Se non le avete ancora lette, date un'occhiate alle informazioni di viaggio e alla mappa
dell'itinerario qui: www.wildtrips.net/italia-vela.htm.
"Quindi
avresti l’idea folle di partire in barca a vela da Genova e
raggiungere la Sicilia toccando le isole e i tratti di costa più
belli del Tirreno? Navigando per 800 miglia e due settimane su
una barca a vela di 10 metri?"
"Esatto.”
"Mi
sembra un’ottima idea. Andiamo.”
Così, nell’agosto del
2013 degli amici e io ci lanciammo in questa impresa.
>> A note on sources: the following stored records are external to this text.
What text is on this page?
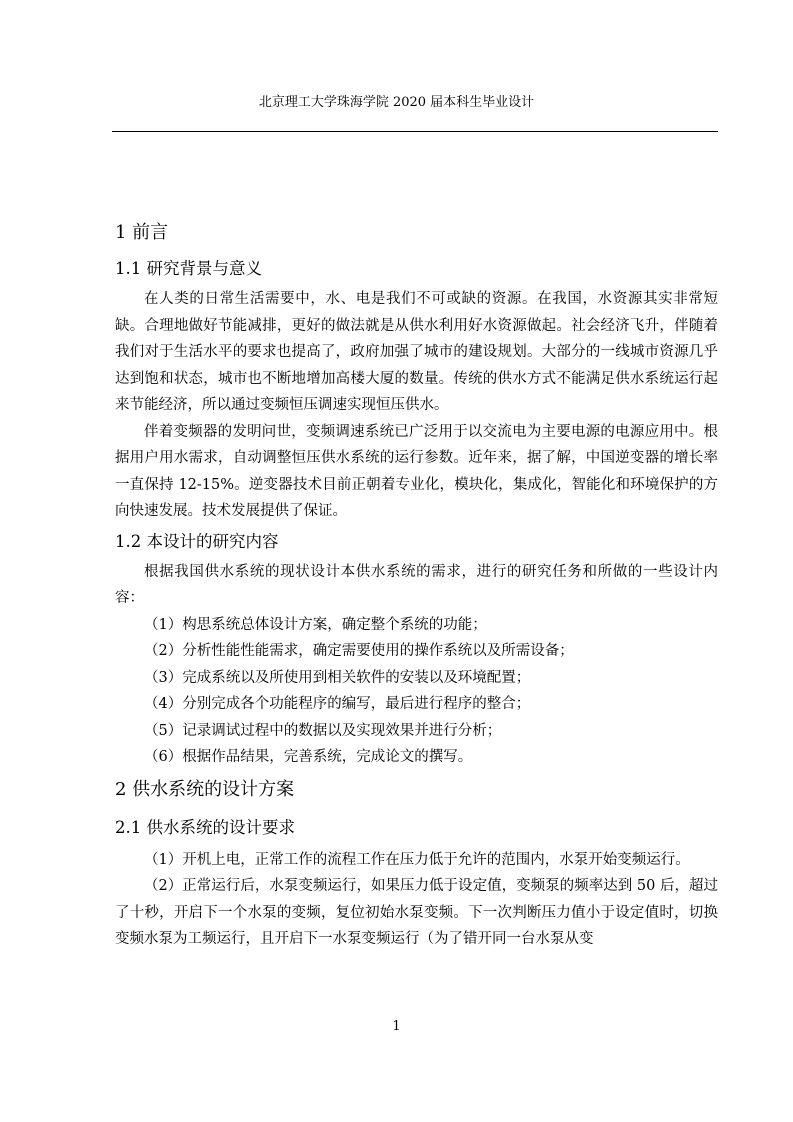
北京理工大学珠海学院 2020 届本科生毕业设计
1 前言
1.1 研究背景与意义

在人类的日常生活需要中，水、电是我们不可或缺的资源。在我国，水资源其实非常短缺。合理地做好节能减排，更好的做法就是从供水利用好水资源做起。社会经济飞升，伴随着我们对于生活水平的要求也提高了，政府加强了城市的建设规划。大部分的一线城市资源几乎达到饱和状态，城市也不断地增加高楼大厦的数量。传统的供水方式不能满足供水系统运行起来节能经济，所以通过变频恒压调速实现恒压供水。

伴着变频器的发明问世，变频调速系统已广泛用于以交流电为主要电源的电源应用中。根据用户用水需求，自动调整恒压供水系统的运行参数。近年来，据了解，中国逆变器的增长率一直保持 12-15%。逆变器技术目前正朝着专业化，模块化，集成化，智能化和环境保护的方向快速发展。技术发展提供了保证。

1.2 本设计的研究内容

根据我国供水系统的现状设计本供水系统的需求，进行的研究任务和所做的一些设计内容：

（1）构思系统总体设计方案，确定整个系统的功能；

（2）分析性能性能需求，确定需要使用的操作系统以及所需设备；

（3）完成系统以及所使用到相关软件的安装以及环境配置；

（4）分别完成各个功能程序的编写，最后进行程序的整合；

（5）记录调试过程中的数据以及实现效果并进行分析；

（6）根据作品结果，完善系统，完成论文的撰写。

2 供水系统的设计方案
2.1 供水系统的设计要求

（1）开机上电，正常工作的流程工作在压力低于允许的范围内，水泵开始变频运行。

（2）正常运行后，水泵变频运行，如果压力低于设定值，变频泵的频率达到 50 后，超过了十秒，开启下一个水泵的变频，复位初始水泵变频。下一次判断压力值小于设定值时，切换变频水泵为工频运行，且开启下一水泵变频运行（为了错开同一台水泵从变

1
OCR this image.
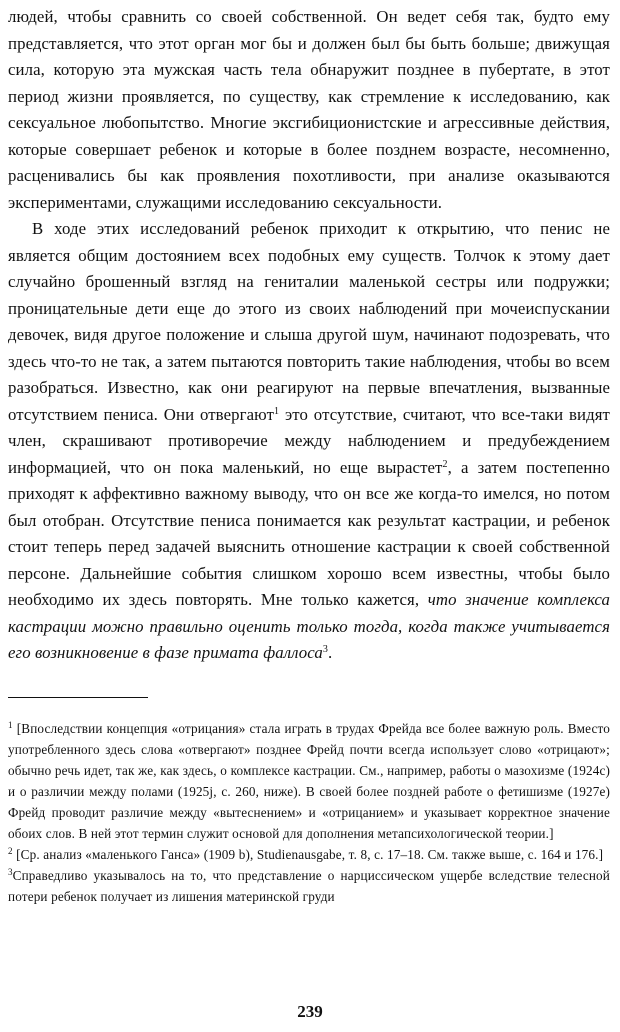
людей, чтобы сравнить со своей собственной. Он ведет себя так, будто ему представляется, что этот орган мог бы и должен был бы быть больше; движущая сила, которую эта мужская часть тела обнаружит позднее в пубертате, в этот период жизни проявляется, по существу, как стремление к исследованию, как сексуальное любопытство. Многие эксгибиционистские и агрессивные действия, которые совершает ребенок и которые в более позднем возрасте, несомненно, расценивались бы как проявления похотливости, при анализе оказываются экспериментами, служащими исследованию сексуальности.

В ходе этих исследований ребенок приходит к открытию, что пенис не является общим достоянием всех подобных ему существ. Толчок к этому дает случайно брошенный взгляд на гениталии маленькой сестры или подружки; проницательные дети еще до этого из своих наблюдений при мочеиспускании девочек, видя другое положение и слыша другой шум, начинают подозревать, что здесь что-то не так, а затем пытаются повторить такие наблюдения, чтобы во всем разобраться. Известно, как они реагируют на первые впечатления, вызванные отсутствием пениса. Они отвергают$^1$ это отсутствие, считают, что все-таки видят член, скрашивают противоречие между наблюдением и предубеждением информацией, что он пока маленький, но еще вырастет$^2$, а затем постепенно приходят к аффективно важному выводу, что он все же когда-то имелся, но потом был отобран. Отсутствие пениса понимается как результат кастрации, и ребенок стоит теперь перед задачей выяснить отношение кастрации к своей собственной персоне. Дальнейшие события слишком хорошо всем известны, чтобы было необходимо их здесь повторять. Мне только кажется, что значение комплекса кастрации можно правильно оценить только тогда, когда также учитывается его возникновение в фазе примата фаллоса$^3$.

$^1$ [Впоследствии концепция «отрицания» стала играть в трудах Фрейда все более важную роль. Вместо употребленного здесь слова «отвергают» позднее Фрейд почти всегда использует слово «отрицают»; обычно речь идет, так же, как здесь, о комплексе кастрации. См., например, работы о мазохизме (1924c) и о различии между полами (1925j, с. 260, ниже). В своей более поздней работе о фетишизме (1927e) Фрейд проводит различие между «вытеснением» и «отрицанием» и указывает корректное значение обоих слов. В ней этот термин служит основой для дополнения метапсихологической теории.]

$^2$ [Ср. анализ «маленького Ганса» (1909 b), Studienausgabe, т. 8, с. 17–18. См. также выше, с. 164 и 176.]

$^3$Справедливо указывалось на то, что представление о нарциссическом ущербе вследствие телесной потери ребенок получает из лишения материнской груди

239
La barca
doveva essere portata a Trapani e questa vacanza-trasferimento
era una grande occasione.
Partimmo da Genova
al mattino, dopo avere fatto cambusa. Un vento leggero ci
spinse fino a Chiavari e Lavagna. Fu un piacere, come sempre,
passare davanti al verde promontorio di Portofino e alle
sue belle scogliere. Ma tutto diventa più bello quando visto dal
mare, persino i quartieri iper-costruiti di Genova e Rapallo.
Il giorno dopo
lasciammo il Tigullio e facemmo rotta verso la Toscana.
Purtroppo dovemmo ricorrere al motore, anche se quel poco vento
che soffiava bastava per gonfiare le vele e farci risparmiare un
po’ di benzina. La velocità massima è 6 nodi quindi ci vuole una
certa pazienza. Ma chi ha fretta di smettere di galleggiare? Io
no di certo.
Per una lunga
navigazione, viaggiare di notte è necessario. Ciò consente di
macinare miglia e di poter sfruttare il giorno con più calma,
fermandosi in baie belle o spettacolari per tuffi, snorkeling,
relax e camminate lungo la costa.
S'alzò un po' il
vento. Così, quando alle 20 il sole iniziò ad arrossare,
spiegammo le vele, stappammo una bottiglia di vino bianco e ci
prendemmo un panoramico aperitivo. Dietro di noi, in lontananza,
la costa ligure, davanti solo mare, la barca andava e noi la
lasciavamo andare.
Dopo uno splendido
tramonto e una discreta cena iniziammo i turni per la notte. Due
restavano svegli ad aggiustare la rotta, a controllare eventuali
altre barche e ad ammirare le stelle. Gli altri dormivano.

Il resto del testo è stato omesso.